Tempête psychologique
Si le scénario déroulé par Violation est relativement simple (le film approche les deux heures surtout parce qu’il empile les longues scènes de dialogue semi-improvisé, qui le ramènent souvent du côté du mumblecore), son traitement narratif est lui tout à fait anti-conventionnel. Sims-Fewer et Mancinelli fragmentent la chronologie avec une ferveur presque malickienne, abolissant la notion de temps écoulé entre le week-end initial et le moment où Miriam « passe à l’action », avec toutes les épouvantables conséquences que cela implique – notamment pour les spectateurs les plus fragiles, qui seront mis au supplice par des séquences d’une redoutable horreur clinique. Le point de bascule fatal, la faute impardonnable autour de laquelle tout gravite, se dévoile dans un flash-back se dérobant au regard, tout en gros plans confus et sons étouffés se confondant avec la nature environnante. La photo accumule les contre-jours et couleurs miroitantes, comme si tout cela n’était qu’un mauvais rêve. Mais Miriam, comme n’importe quelle femme faisant face à ce drame le sait intimement : tout cela était bien réel
« Violation est un avatar d’un drame de Lars Von Trier, avec ce que cela suppose de fausse quiétude et d’organes génitaux copieusement exposés. »

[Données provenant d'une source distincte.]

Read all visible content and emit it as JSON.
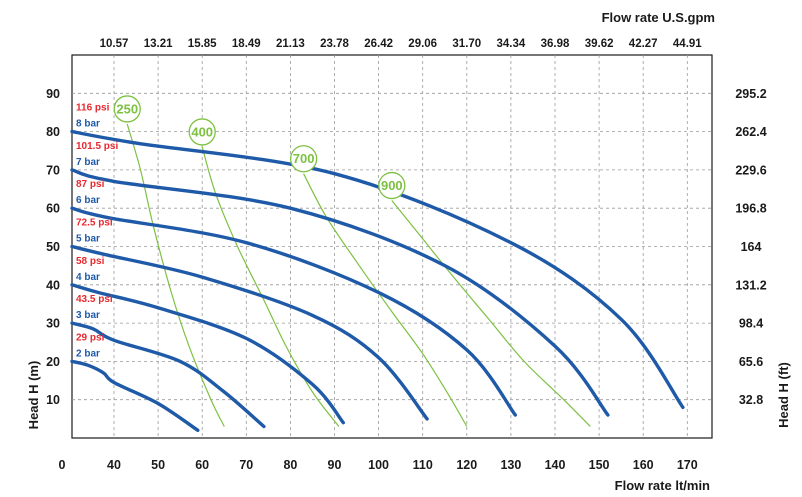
{
  "chart_data": {
    "type": "line",
    "x_bottom": {
      "label": "Flow rate  lt/min",
      "ticks": [
        "0",
        "40",
        "50",
        "60",
        "70",
        "80",
        "90",
        "100",
        "110",
        "120",
        "130",
        "140",
        "150",
        "160",
        "170"
      ],
      "tick_values": [
        0,
        40,
        50,
        60,
        70,
        80,
        90,
        100,
        110,
        120,
        130,
        140,
        150,
        160,
        170
      ]
    },
    "x_top": {
      "label": "Flow rate U.S.gpm",
      "ticks": [
        "10.57",
        "13.21",
        "15.85",
        "18.49",
        "21.13",
        "23.78",
        "26.42",
        "29.06",
        "31.70",
        "34.34",
        "36.98",
        "39.62",
        "42.27",
        "44.91"
      ]
    },
    "y_left": {
      "label": "Head H (m)",
      "ticks": [
        "10",
        "20",
        "30",
        "40",
        "50",
        "60",
        "70",
        "80",
        "90"
      ],
      "tick_values": [
        10,
        20,
        30,
        40,
        50,
        60,
        70,
        80,
        90
      ],
      "ylim": [
        0,
        100
      ]
    },
    "y_right": {
      "label": "Head H (ft)",
      "ticks": [
        "32.8",
        "65.6",
        "98.4",
        "131.2",
        "164",
        "196.8",
        "229.6",
        "262.4",
        "295.2"
      ]
    },
    "grid": true,
    "series": [
      {
        "psi": "29 psi",
        "bar": "2 bar",
        "head_at_zero": 20,
        "x": [
          0,
          15,
          30,
          40,
          50,
          59
        ],
        "y": [
          20,
          19,
          17,
          14.5,
          9,
          2
        ]
      },
      {
        "psi": "43.5 psi",
        "bar": "3 bar",
        "head_at_zero": 30,
        "x": [
          0,
          20,
          40,
          55,
          65,
          74
        ],
        "y": [
          30,
          28.5,
          25.5,
          20,
          12,
          3
        ]
      },
      {
        "psi": "58 psi",
        "bar": "4 bar",
        "head_at_zero": 40,
        "x": [
          0,
          25,
          50,
          70,
          85,
          92
        ],
        "y": [
          40,
          38,
          34,
          26,
          14,
          4
        ]
      },
      {
        "psi": "72.5 psi",
        "bar": "5 bar",
        "head_at_zero": 50,
        "x": [
          0,
          30,
          60,
          85,
          100,
          111
        ],
        "y": [
          50,
          48,
          42,
          32,
          21,
          5
        ]
      },
      {
        "psi": "87 psi",
        "bar": "6 bar",
        "head_at_zero": 60,
        "x": [
          0,
          35,
          70,
          100,
          120,
          131
        ],
        "y": [
          60,
          57.5,
          51,
          38,
          23,
          6
        ]
      },
      {
        "psi": "101.5 psi",
        "bar": "7 bar",
        "head_at_zero": 70,
        "x": [
          0,
          40,
          80,
          115,
          140,
          152
        ],
        "y": [
          70,
          67,
          60,
          45,
          24,
          6
        ]
      },
      {
        "psi": "116 psi",
        "bar": "8 bar",
        "head_at_zero": 80,
        "x": [
          0,
          45,
          90,
          130,
          155,
          169
        ],
        "y": [
          80,
          77,
          69,
          51,
          31,
          8
        ]
      }
    ],
    "speed_curves": [
      {
        "label": "250",
        "x": [
          43,
          46,
          49,
          53,
          57,
          62,
          65
        ],
        "y": [
          82,
          70,
          55,
          38,
          24,
          10,
          3
        ]
      },
      {
        "label": "400",
        "x": [
          60,
          63,
          68,
          74,
          79,
          85,
          91
        ],
        "y": [
          76,
          64,
          50,
          36,
          24,
          12,
          3
        ]
      },
      {
        "label": "700",
        "x": [
          83,
          88,
          95,
          103,
          110,
          116,
          120
        ],
        "y": [
          69,
          58,
          46,
          33,
          22,
          11,
          3
        ]
      },
      {
        "label": "900",
        "x": [
          103,
          110,
          117,
          125,
          133,
          142,
          148
        ],
        "y": [
          62,
          52,
          42,
          31,
          20,
          10,
          3
        ]
      }
    ],
    "colors": {
      "series": "#1f5aa8",
      "speed": "#7dc142",
      "psi": "#e8282e",
      "bar": "#1f5aa8",
      "grid": "#9a9a9a"
    }
  }
}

Se pose alors la question de la légitimité de sa quête de vengeance, dont Dylan va être l’inévitable victime. Nous ne sommes pas dans un fantasme de film d’action multicolore à la Revenge ici, mais dans un avatar nord-américain d’un drame de Lars Von Trier, avec ce que cela suppose de métaphores percutantes (Miriam rencontre plusieurs fois un loup, créature prédatrice par excellence), de fausse quiétude et d’organes génitaux copieusement exposés. Parce qu’il illustre, dans son montage, dans ses dialogues passifs-agressifs (le rapport amour-haine que Miriam entretient avec sa sœur complexifie les choses), dans la froideur viscérale de sa mise en scène, dans le jeu fiévreux de sa téméraire actrice-réalisatrice, une véritable tempête psychologique intérieure, Violation ne peut donner aucune réponse franche. Il secoue, par contre. Fort. Et nous énerve, parce qu’il construit un chantage émotionnel qui est aussi une véritable impasse morale. Que doit-on tirer comme leçon de cette spirale infernale dans laquelle s’engage Miriam ? L’homme est un prédateur, mais la femme aussi ? Aucun pardon n’est possible, donc aucun salut non plus ? Des questions cafardeuses, qui suggèrent que Violation est plus fort pour attiser les débats que pour nous convaincre.